EU’S FIRST COMMERCIAL VEHICLE CO2 STANDARDS
In November the European Parliament adopted a higher target (35%) than the European Commission (30%) for new heavy duty vehicles to reduce the EU´s greenhouse gas emissions by 2030, with an intermediate target of 20% by 2025. The European Automobile Manufacturers’ Association (ACEA) is calling on governments to adopt a well-balanced and viable approach to this piece of legislation, which in their view will have a huge impact on the future of the heavy-duty vehicle industry.
The ACEA made this appeal in the run up to the Council meeting later this month where the 28 member states are expected to adopt their position on these EU’s first CO2 standards. At a press conference in Brussels Joachim Drees, CEO of MAN Truck & Bus and Chairman of ACEA’s Commercial Vehicle Board of Directors, made the following statement. “We urge member states to ensure that the right framework conditions are in place for this regulation. Providing the necessary recharging infrastructure, as well as incentives for early investments in new technologies and effective support for the market penetration of zero- and low-emission vehicles will be key prerequisites to deliver on ambitious CO2 targets, and to encourage our customers to buy cleaner vehicles.”

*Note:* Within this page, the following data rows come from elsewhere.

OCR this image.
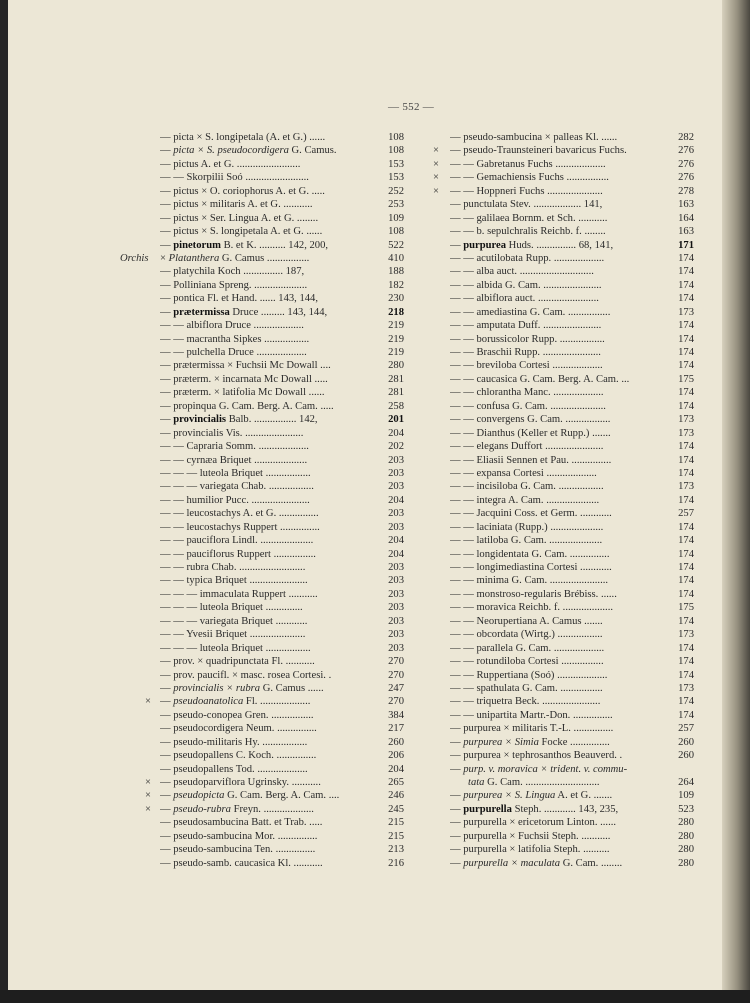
— 552 —
— picta × S. longipetala (A. et G.) ......	108
— picta × S. pseudocordigera G. Camus.	108
— pictus A. et G. ........................	153
— — Skorpilii Soó ........................	153
— pictus × O. coriophorus A. et G. .....	252
— pictus × militaris A. et G. ...........	253
— pictus × Ser. Lingua A. et G. ........	109
— pictus × S. longipetala A. et G. ......	108
— pinetorum B. et K. .......... 142, 200,	522
Orchis × Platanthera G. Camus ................	410
— platychila Koch ............... 187,	188
— Polliniana Spreng. ....................	182
— pontica Fl. et Hand. ...... 143, 144,	230
— prætermissa Druce ......... 143, 144,	218
— — albiflora Druce ...................	219
— — macrantha Sipkes .................	219
— — pulchella Druce ...................	219
— prætermissa × Fuchsii Mc Dowall ....	280
— præterm. × incarnata Mc Dowall .....	281
— præterm. × latifolia Mc Dowall ......	281
— propinqua G. Cam. Berg. A. Cam. .....	258
— provincialis Balb. ................ 142,	201
— provincialis Vis. ......................	204
— — Capraria Somm. ...................	202
— — cyrnæa Briquet ....................	203
— — — luteola Briquet .................	203
— — — variegata Chab. .................	203
— — humilior Pucc. ......................	204
— — leucostachys A. et G. ...............	203
— — leucostachys Ruppert ...............	203
— — pauciflora Lindl. ....................	204
— — pauciflorus Ruppert ................	204
— — rubra Chab. .........................	203
— — typica Briquet ......................	203
— — — immaculata Ruppert ...........	203
— — — luteola Briquet ..............	203
— — — variegata Briquet ............	203
— — Yvesii Briquet .....................	203
— — — luteola Briquet .................	203
— prov. × quadripunctata Fl. ...........	270
— prov. paucifl. × masc. rosea Cortesi. .	270
— provincialis × rubra G. Camus ......	247
× — pseudoanatolica Fl. ...................	270
— pseudo-conopea Gren. ................	384
— pseudocordigera Neum. ...............	217
— pseudo-militaris Hy. .................	260
— pseudopallens C. Koch. ...............	206
— pseudopallens Tod. ...................	204
× — pseudoparviflora Ugrinsky. ...........	265
× — pseudopicta G. Cam. Berg. A. Cam. ....	246
× — pseudo-rubra Freyn. ...................	245
— pseudosambucina Batt. et Trab. .....	215
— pseudo-sambucina Mor. ...............	215
— pseudo-sambucina Ten. ...............	213
— pseudo-samb. caucasica Kl. ...........	216
— pseudo-sambucina × palleas Kl. ......	282
× — pseudo-Traunsteineri bavaricus Fuchs.	276
× — — Gabretanus Fuchs ...................	276
× — — Gemachiensis Fuchs ................	276
× — — Hoppneri Fuchs .....................	278
— punctulata Stev. .................. 141,	163
— — galilaea Bornm. et Sch. ...........	164
— — b. sepulchralis Reichb. f. ........	163
— purpurea Huds. ............... 68, 141,	171
— — acutilobata Rupp. ...................	174
— — alba auct. ............................	174
— — albida G. Cam. ......................	174
— — albiflora auct. .......................	174
— — amediastina G. Cam. ................	173
— — amputata Duff. ......................	174
— — borussicolor Rupp. .................	174
— — Braschii Rupp. ......................	174
— — breviloba Cortesi ...................	174
— — caucasica G. Cam. Berg. A. Cam. ...	175
— — chlorantha Manc. ...................	174
— — confusa G. Cam. .....................	174
— — convergens G. Cam. .................	173
— — Dianthus (Keller et Rupp.) .......	173
— — elegans Duffort ......................	174
— — Eliasii Sennen et Pau. ...............	174
— — expansa Cortesi ...................	174
— — incisiloba G. Cam. .................	173
— — integra A. Cam. ....................	174
— — Jacquini Coss. et Germ. ............	257
— — laciniata (Rupp.) ....................	174
— — latiloba G. Cam. ....................	174
— — longidentata G. Cam. ...............	174
— — longimediastina Cortesi ............	174
— — minima G. Cam. ......................	174
— — monstroso-regularis Brébiss. ......	174
— — moravica Reichb. f. ...................	175
— — Neorupertiana A. Camus .......	174
— — obcordata (Wirtg.) .................	173
— — parallela G. Cam. ...................	174
— — rotundiloba Cortesi ................	174
— — Ruppertiana (Soó) ...................	174
— — spathulata G. Cam. ................	173
— — triquetra Beck. ......................	174
— — unipartita Martr.-Don. ...............	174
— purpurea × militaris T.-L. ...............	257
— purpurea × Simia Focke ...............	260
— purpurea × tephrosanthos Beauverd. .	260
— purp. v. moravica × trident. v. commu-
tata G. Cam. ............................	264
— purpurea × S. Lingua A. et G. .......	109
— purpurella Steph. ............ 143, 235,	523
— purpurella × ericetorum Linton. ......	280
— purpurella × Fuchsii Steph. ...........	280
— purpurella × latifolia Steph. ..........	280
— purpurella × maculata G. Cam. ........	280
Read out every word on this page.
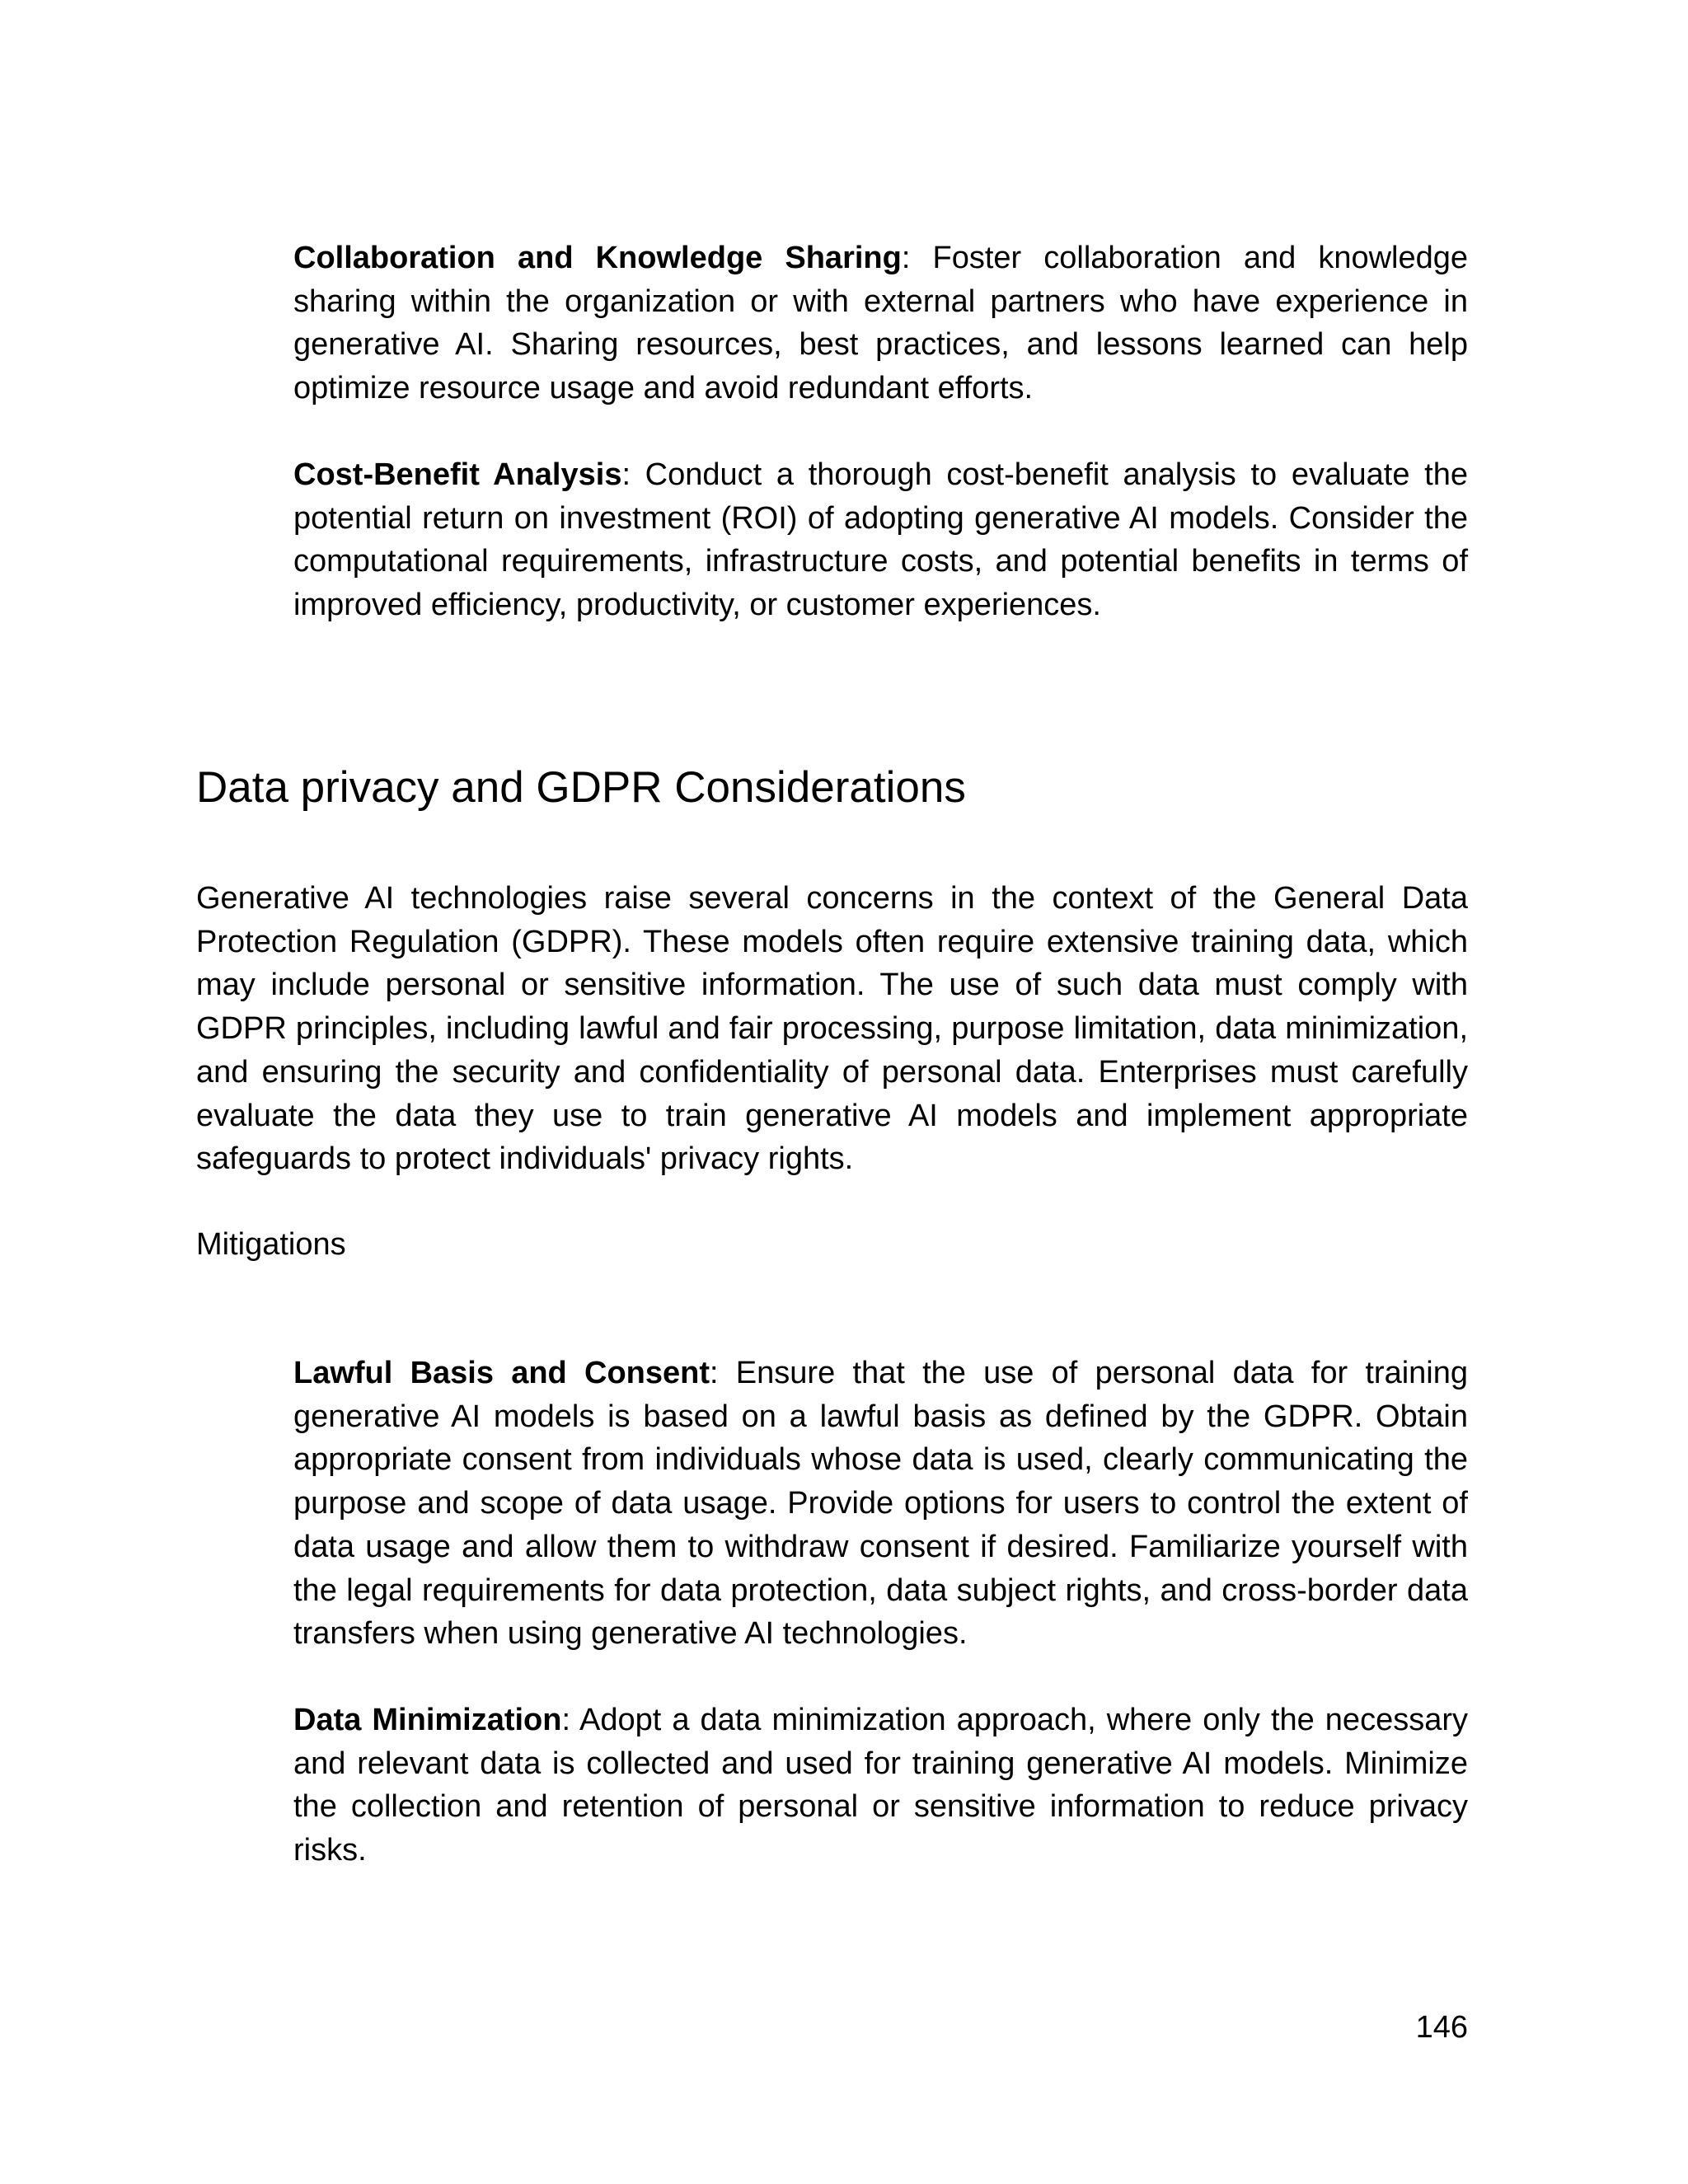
Collaboration and Knowledge Sharing: Foster collaboration and knowledge sharing within the organization or with external partners who have experience in generative AI. Sharing resources, best practices, and lessons learned can help optimize resource usage and avoid redundant efforts.

Cost-Benefit Analysis: Conduct a thorough cost-benefit analysis to evaluate the potential return on investment (ROI) of adopting generative AI models. Consider the computational requirements, infrastructure costs, and potential benefits in terms of improved efficiency, productivity, or customer experiences.

Data privacy and GDPR Considerations

Generative AI technologies raise several concerns in the context of the General Data Protection Regulation (GDPR). These models often require extensive training data, which may include personal or sensitive information. The use of such data must comply with GDPR principles, including lawful and fair processing, purpose limitation, data minimization, and ensuring the security and confidentiality of personal data. Enterprises must carefully evaluate the data they use to train generative AI models and implement appropriate safeguards to protect individuals' privacy rights.

Mitigations

Lawful Basis and Consent: Ensure that the use of personal data for training generative AI models is based on a lawful basis as defined by the GDPR. Obtain appropriate consent from individuals whose data is used, clearly communicating the purpose and scope of data usage. Provide options for users to control the extent of data usage and allow them to withdraw consent if desired. Familiarize yourself with the legal requirements for data protection, data subject rights, and cross-border data transfers when using generative AI technologies.

Data Minimization: Adopt a data minimization approach, where only the necessary and relevant data is collected and used for training generative AI models. Minimize the collection and retention of personal or sensitive information to reduce privacy risks.

146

The ACEA already judged the CO2 reduction levels proposed by the European Commission in May – minus 15% in 2025 and minus 30% in 2030 – as highly ambitious. The manufacturers believe this will require a rapid and large-scale deployment of new powertrain technologies – many of which are not yet readily available for widespread market introduction. “While using electrical power for a delivery truck operating in urban environments can make sense, a scenario where electric is the right choice for long-haul operations across Europe is much less likely in the mid-term, or even in the long run,” stated Mr Drees. The same distinction can be made for (city)buses and coaches. He mentioned that many of the basic conditions are not yet in place and are outside the control of the industry. According to the ACEA these includes adequate investments in charging and refuelling infrastructure, as well as rapid fleet renewal by transport operators.
ACEA says it supports the European Commission’s idea of introducing specific incentives to stimulate innovation and the uptake of alternatively-powered vehicles (the so-called ‘super-credit’ system). However, it is very concerned that this could be adapted to include a ‘malus’, which would penalise manufacturers who do not sell a mandatory quota of zero- and low-emission heavy duty vehicles. Another concern ACEA has is that the proposals on the table also include massive penalties for manufacturers who are unable to reach the targets. “We are not at all against the principle of paying penalties in case of excess CO2 emissions,” Drees explained. “But we are concerned about the disproportionate amounts being proposed.”